My plan from Haquira is to make a detour to Cusco. Apart from having some of my things shipped there I of course want to see what is this grigo central of Peru about. But for story about that you will need to wait a bit more. Right now my immediate plan is to go to a village of Mara and then maybe start a descent down to a valley. From Haquira there are two roads to Mara and I obviously choose the one which is marked as less important on my map.

The road selection appears to be great. As soon as after a quick few kilometers get off the main road all the (small) traffic completely disappers. Instead, I am left alone on a narrow winding road that goes along the mountain. But mountains are not the major thing to observe today. No, in fact it is deep valleys which capture my eyes. Already from yesterday the scenery is slowly changing with deeper valleys, more vegeration and (as I get lower) higher temperatures.

I say goodbye to Haquira
And I roll onto a backroad to Mara
The road goes along a deep valley/canyon

While the road tries to go on contourlines around the mountain it does not manage to do this too well as it constantly goes up or down to avoid some cliffs. With the blazing Sun I am feeling too hot for the first time in over a week. But this does not matter as I continue to enjoy the great scenery.

Scenery is getting greener
The road skirts some nice cliffs
Not a bad place to have a quick cookie lunch
As the valley gets deeper the mountains around gets steeper
"Field amphitheatre"
The views are certainly better than I imagined it while planning

Once I get to Mara I quickly find a restaurant to have a real (though late) lunch. Add a bit of shopping and I decide it is too soon to end just here. Instead I presume I can get some great mileage (and advantage for tomorrow's climb) by descending right now. In practice I quickly learn that this might not have been the brightest idea -- the road road is super busy with trucks and the road turns mudcrap after a few passing watering trucks. Moreover, I am delayed a bit more by road workers who are actively working on smoothening the surface. All in all, my descent is far slower than I imagined (but let's face it, I imagined that there might be a pavement on this major road). On the great side of news, I manage to find a great camping spot by taking the first track road I spot and going on it a few hundred meters below the road. This is my first time from before La Paz that I sleep under 3300m!

July 15

I start the day with finishing the descent down the valley. Then the climb starts and I feel myself hot, covered with the dust from passing trucks and bike covered in mud from the road. Basically, not something I would really like to remember. And while the mud stops a few kilometers before Capacmarca when the road gets suddenly paved the trucks and heat is still there. It is therefore a relief to get into Capacmarca and have some nice lunch.

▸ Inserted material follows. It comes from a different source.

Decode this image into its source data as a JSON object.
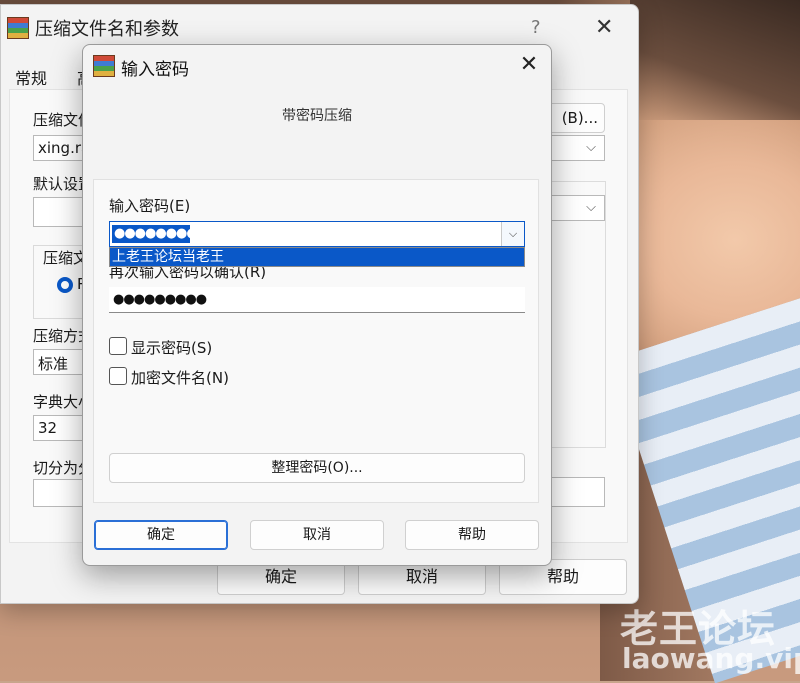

I continue yesterday's descent
The road is compacted dust. Needless to say it is not a great idea to water it.

Knowing the amount of nasty traffic on the main road I decide to take an alternative. This climbs and descents to Tahuya village and it is a really beautiful and solitary ride.

From Capacmarca I take a quiet and nice alternative
It certainly looks better than the dusty main road
The deep valleys are fascinating

As Tahuya looks to be quite small from the distance I decide to stop and camp before it. And this is where all my nightmares start. As I am not camping stealthily at all I get a visitors in terms of two boys which are passing by. They are curious and want to know everything about my gear (which often includes price). Plus they warn me about "agentes malos" going on the road and try to invite me to their house but well, I won't really pack all my things now. So instead, they settle in my tent while playing with all the crap I have. As by now it is quite dark I decide to gently kick them out and wish goodnight.

When I try to log my day notes into the phone I realize that something is amiss. First of all, where is the damn phone? I am sure it should be somewhere in my tent. But the search yields nothing. The nightmare however quickly unfolds. In the progress of searching for my phone I realize that my camera is missing as well. And an ebook reader. A minute or more of searching and the truth downs on me - I was very well played and robbed! I try to run out of the tent and catch up with the boys but it is too late, there is nobody on the road. Defeated I return to the tent and settle on enumerating losses. It is about 1000 Eur worth of electronics. But also a week of very good photos, good photos for the rest of my whole trip (because my backup camera is nowhere as good as the main) and two months of notetaking (note that at this point in time I did not realize my notes were pretty much backed up to the cloud). With the feeling of misery I get to my sleeping bag and try to sleep.

Descent to Tahuya ...
... certainly snakes around

July 16

With the fresh head in the morning I go down to the village. There I am reporting what happened to me. Notably, I realized that one of the kids left his cap in my tent so I am trying to ask people if they can recognize the kids by the description and a cap. Unfortunately it does not seem to ring a bell. As the closest police commisariat is only god-knows-where the friendly villagers tell me just to wait with them while they try to figure out something. In the meantime they are working hard on splitting stones. I wonder what they are planning to build.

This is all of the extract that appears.